The laboratory of Fernandez-Mateos in Salamanca, Spain has recently described a remarkable titanocene(III)-promoted cascade radical cyclization protocol that culminates in a unique 4-exo cyclization onto a nitrile to fashion a complex polycyclic carbocyclic ring skeleton, potentially suitable for subsequent elaboration into natural terpenoidal systems. For example, as shown below, homolytic cleavage of the oxirane 1, induced by in situ-generated titanocene chloride, facilitates a subsequent 6-endo radical cyclization onto the pendant olefin that proceeds in a diastereoselective fashion via a chairlike transition state. A subsequent cascade of iterative tandem cyclizations is then terminated by radical cyclization onto the nitrile to furnish the ornate tetracyclic fused cyclobutanone (2) with excellent efficiency and stereocontrol, given the complexity of the overall transformation.

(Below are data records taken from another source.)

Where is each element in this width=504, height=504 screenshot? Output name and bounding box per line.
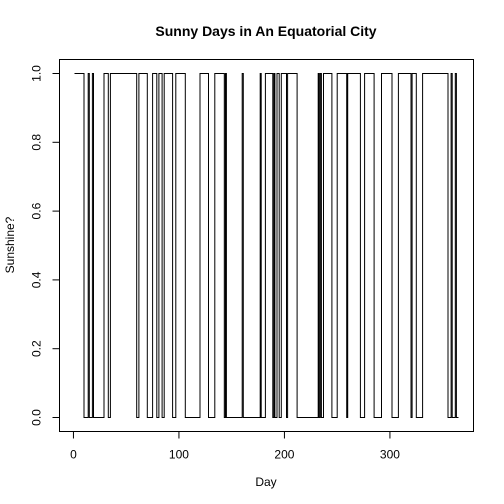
y-tick-label: 0.6 xyxy=(30,202,44,219)
y-axis-label: Sunshine? xyxy=(3,216,17,273)
x-tick-label: 0 xyxy=(70,448,77,462)
y-axis: 0.0 0.2 0.4 0.6 0.8 1.0 xyxy=(30,65,60,426)
y-tick-label: 0.8 xyxy=(30,134,44,151)
x-tick-label: 200 xyxy=(274,448,294,462)
x-axis: 0 100 200 300 xyxy=(70,431,400,462)
x-tick-label: 300 xyxy=(380,448,400,462)
y-tick-label: 0.4 xyxy=(30,271,44,288)
x-tick-label: 100 xyxy=(169,448,189,462)
y-tick-label: 0.2 xyxy=(30,340,44,357)
y-tick-label: 1.0 xyxy=(30,65,44,82)
y-tick-label: 0.0 xyxy=(30,409,44,426)
chart-title: Sunny Days in An Equatorial City xyxy=(155,23,376,39)
x-axis-label: Day xyxy=(255,475,276,489)
sunshine-series-line xyxy=(74,73,459,418)
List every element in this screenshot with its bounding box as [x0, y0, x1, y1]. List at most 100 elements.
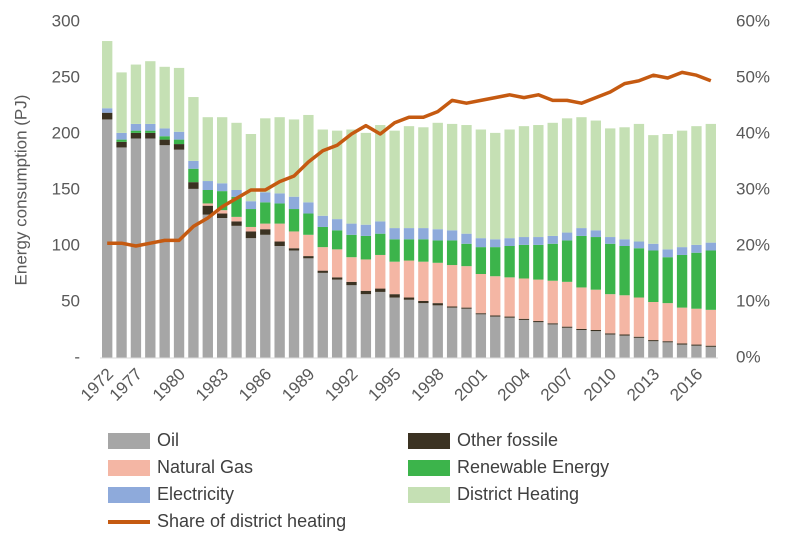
bar-segment	[605, 294, 616, 334]
y-tick-label: 100	[52, 235, 80, 254]
bar-segment	[547, 280, 558, 324]
bar-segment	[633, 336, 645, 338]
bar-segment	[461, 308, 472, 358]
bar-segment	[145, 123, 156, 131]
bar-segment	[648, 340, 659, 342]
bar-segment	[116, 72, 127, 133]
y2-tick-label: 10%	[736, 291, 770, 310]
legend-label: Other fossile	[457, 430, 558, 450]
bar-segment	[605, 128, 616, 238]
bar-segment	[633, 297, 645, 337]
bar-segment	[360, 290, 372, 295]
bar-segment	[662, 303, 673, 342]
bar-segment	[490, 132, 501, 240]
bar-segment	[317, 247, 328, 271]
bar-segment	[202, 117, 213, 182]
bar-segment	[662, 249, 673, 258]
bar-segment	[461, 266, 472, 308]
bar-segment	[648, 302, 659, 341]
bar-segment	[490, 316, 501, 358]
bar-segment	[605, 243, 616, 295]
bar-segment	[116, 147, 127, 358]
legend-swatch	[108, 487, 150, 503]
bar-segment	[432, 262, 443, 304]
y2-tick-label: 50%	[736, 67, 770, 86]
bar-segment	[317, 270, 328, 273]
bar-segment	[648, 135, 659, 244]
bar-segment	[676, 343, 688, 345]
bar-segment	[331, 230, 343, 250]
bar-segment	[188, 182, 199, 189]
bar-segment	[432, 303, 443, 306]
bar-segment	[446, 307, 458, 358]
bar-segment	[576, 330, 587, 358]
bar-segment	[102, 41, 113, 109]
legend-swatch	[108, 433, 150, 449]
bar-segment	[461, 243, 472, 267]
bar-segment	[346, 257, 357, 282]
bar-segment	[274, 246, 285, 358]
bar-segment	[346, 223, 357, 235]
bar-segment	[173, 144, 185, 150]
bar-segment	[173, 139, 185, 145]
bar-segment	[389, 130, 400, 229]
bar-segment	[331, 279, 343, 358]
bar-segment	[446, 230, 458, 241]
bar-segment	[245, 231, 257, 239]
bar-segment	[202, 214, 213, 358]
bar-segment	[274, 203, 285, 224]
bar-segment	[274, 117, 285, 194]
bar-segment	[317, 129, 328, 216]
bar-segment	[231, 225, 242, 358]
bar-segment	[504, 277, 515, 317]
legend-swatch	[108, 460, 150, 476]
bar-segment	[518, 126, 530, 238]
bar-segment	[475, 238, 487, 248]
bar-segment	[102, 119, 113, 358]
bar-segment	[159, 128, 170, 137]
bar-segment	[676, 307, 688, 344]
bar-segment	[518, 244, 530, 279]
legend-label: Share of district heating	[157, 511, 346, 531]
bar-segment	[590, 230, 602, 238]
bar-segment	[518, 319, 530, 358]
bar-segment	[360, 235, 372, 260]
bar-segment	[446, 123, 458, 231]
bar-segment	[375, 288, 386, 292]
bar-segment	[619, 239, 630, 246]
bar-segment	[216, 210, 228, 214]
bar-segment	[676, 344, 688, 358]
bar-segment	[173, 67, 185, 132]
bar-segment	[576, 328, 587, 330]
bar-segment	[432, 122, 443, 230]
bar-segment	[231, 190, 242, 197]
bar-segment	[346, 285, 357, 358]
x-tick-label: 2016	[666, 365, 706, 405]
y-axis-label: Energy consumption (PJ)	[11, 95, 30, 286]
y2-tick-label: 20%	[736, 235, 770, 254]
bar-segment	[461, 233, 472, 244]
bar-segment	[518, 318, 530, 320]
bar-segment	[245, 226, 257, 232]
x-tick-label: 1986	[235, 365, 275, 405]
bar-segment	[691, 308, 702, 345]
bar-segment	[619, 295, 630, 335]
x-tick-label: 1980	[149, 365, 189, 405]
y-tick-label: 300	[52, 11, 80, 30]
bar-segment	[547, 235, 558, 244]
bar-segment	[691, 126, 702, 245]
bar-segment	[231, 221, 242, 226]
bar-segment	[375, 254, 386, 289]
bar-segment	[188, 160, 199, 169]
bar-segment	[216, 183, 228, 192]
bar-segment	[202, 190, 213, 204]
bar-segment	[331, 130, 343, 220]
bar-segment	[260, 202, 271, 224]
bar-segment	[130, 130, 142, 133]
bar-segment	[518, 237, 530, 245]
bar-segment	[490, 247, 501, 277]
bar-segment	[216, 117, 228, 184]
bar-segment	[533, 321, 544, 323]
bar-segment	[130, 123, 142, 131]
bar-segment	[303, 213, 314, 235]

This technology has been applied to the synthesis of the azadiradione BCDE fragment, as depicted below. To begin, the racemic unsaturated epoxynitrile 3 was obtained from alpha-ionone, an aroma compound derived from the degradation of carotenoids, by a short synthetic sequence. Next, the key titanocene(III)-promoted cascade radical cyclization of 3 stereoselectively produces the tricyclic intermediate 4 in outstanding yield. Ring expansion of the cyclobutanone motif embedded within 4 is then achieved by implementation of the Buchner-Curtius-Schlotterbeck reaction, wherein nucleophilic attack on the carbonyl group is proceeded by extrusion of nitrogen gas and, finally, a 1,2-migratory rearrangement. The ring-expanded product 5 is easily decarboxylated and converted to its corresponding hydrazone derivative 6, which enables subsequent palladium-catalyzed installation of the C17 furanyl system via the intermediacy of the vinyl iodide 7. Heterolytic cleavage of the epoxide derived from 8 was then promoted by exposure to silica gel and concomitant migration of hydrogen from C16 to C17 afforded a mixture of C17 stereoisomers that was epimerized to the 17-alpha diastereomer 10 upon treatment with triethylamine. Finally, dehydrogenation to the azadiradione BCDE fragment 11 was accomplished by utilization of the well-established Grieco selenoxide elimination.